The defenders made reference to observations by Lord Stewart in the case of McPake v SRCL Limited 2014 Rep LR 41, that it had been of significance in that case that there was no evidence of an exchange of rings, nor of shared bank accounts, financial support etc. The defenders also drew his Lordship’s attention to the case of Lawrie v Lanarkshire Health Board 1994 SLT 633, in which a claim for services under section 8 of the Act was not allowed on the basis that the pursuer’s girlfriend in that case had lived apart from him at the time of the index incident.

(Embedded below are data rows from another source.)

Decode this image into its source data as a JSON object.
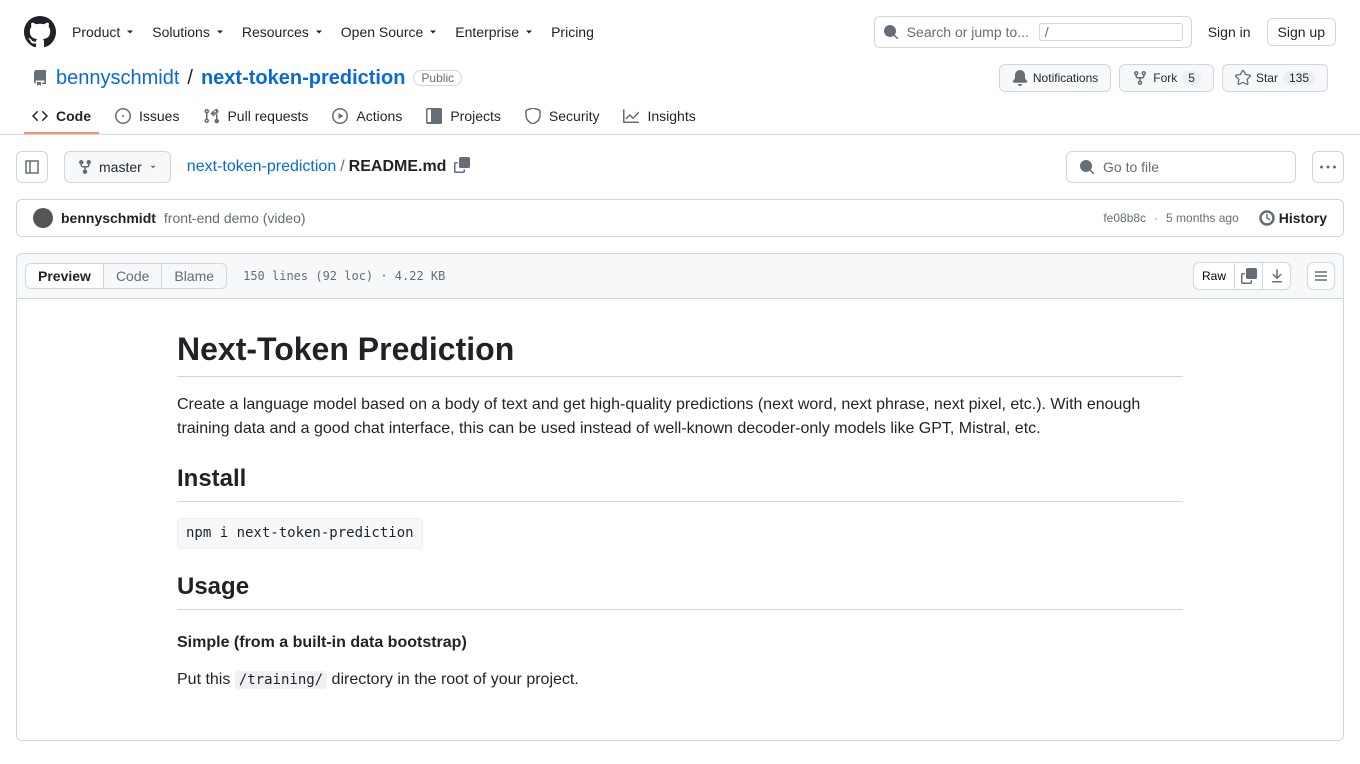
{
  "header": {
    "nav": [
      "Product",
      "Solutions",
      "Resources",
      "Open Source",
      "Enterprise",
      "Pricing"
    ],
    "nav_has_dropdown": [
      true,
      true,
      true,
      true,
      true,
      false
    ],
    "search_placeholder": "Search or jump to...",
    "search_kbd": "/",
    "signin": "Sign in",
    "signup": "Sign up"
  },
  "repo": {
    "owner": "bennyschmidt",
    "name": "next-token-prediction",
    "visibility": "Public",
    "actions": {
      "notifications": "Notifications",
      "fork": "Fork",
      "fork_count": "5",
      "star": "Star",
      "star_count": "135"
    }
  },
  "tabs": [
    "Code",
    "Issues",
    "Pull requests",
    "Actions",
    "Projects",
    "Security",
    "Insights"
  ],
  "location": {
    "branch": "master",
    "root_link": "next-token-prediction",
    "file": "README.md",
    "gotofile": "Go to file"
  },
  "commit": {
    "author": "bennyschmidt",
    "message": "front-end demo (video)",
    "sha": "fe08b8c",
    "dot": "·",
    "time": "5 months ago",
    "history": "History"
  },
  "file": {
    "views": [
      "Preview",
      "Code",
      "Blame"
    ],
    "stats": "150 lines (92 loc) · 4.22 KB",
    "raw": "Raw"
  },
  "readme": {
    "h1": "Next-Token Prediction",
    "intro": "Create a language model based on a body of text and get high-quality predictions (next word, next phrase, next pixel, etc.). With enough training data and a good chat interface, this can be used instead of well-known decoder-only models like GPT, Mistral, etc.",
    "h2_install": "Install",
    "install_cmd": "npm i next-token-prediction",
    "h2_usage": "Usage",
    "h3_simple": "Simple (from a built-in data bootstrap)",
    "usage_p1a": "Put this ",
    "usage_code": "/training/",
    "usage_p1b": " directory in the root of your project."
  }
}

Lord Armstrong considered that there were several matters to be taken into account when determining whether a couple could be said to be living as man and wife. These included: ‘the manner in which the couple lived together and their reason for doing so; the extent to which the couple were committed to the relationship and the extent of the time they spent together; whether assistance was provided in intimate respects; and whether, where relevant, there was assistance in building up self-esteem (Paterson v Paterson 2013 Rep LR 13, paragraphs 44 & 45)… The hallmarks of a family unit are “a degree of mutual interdependence, the sharing of lives, of caring and love, of commitment and support” and the term “family” connotes essentially “some grouping, usually of persons who were connected with each other, by some particular bond” (Telfer v Kellock 2004 SLT 1290, 1294 B). In the context of whether people are or were living together as husband and wife: “working out whether a particular couple are or were in such a relationship is not always easy. It is a matter of judgement in which several factors are taken into account… What matters most is the essential qualify of the relationship, its marriage-like intimacy, social and financial interdependence… the presence of children is a relevant factor in deciding whether a relationship is marriage-like…” (Ghaiden v Godim-Mendoza [2004] 2 AC 557, per Lady Hale, at paragraphs 139, 141).’
Lord Armstrong accepted that the pursuer and SH had been in a relationship together since about November 2012, they had a daughter together and that SH had provided services to the pursuer following the index accident. He accepted that, whilst they did not live together under the same roof at the time, this was to accommodate the wishes of SH’s daughter from a prior relationship. It was of relevance that the pursuer named SH as his next of kin when he was taken to hospital on the day of the index accident. Whilst SH’s contribution to the pursuer’s household increased following the index event, Lord Armstrong felt that an inference could be drawn from this as to the nature and depth of the relationship prior to that time. Lord Armstrong was satisfied that the relationship was such that it could ‘properly be characterised as being akin to marriage’ (Lord Woolman, Paterson v Paterson). He felt satisfied that, against the background of modern living, SH fell within the definition of section 13(1)(b) of the Act and granted an award for services provided by SH to the pursuer.
This decision represents a positive step towards bringing the law in line with the more modern understanding of “living as a couple”.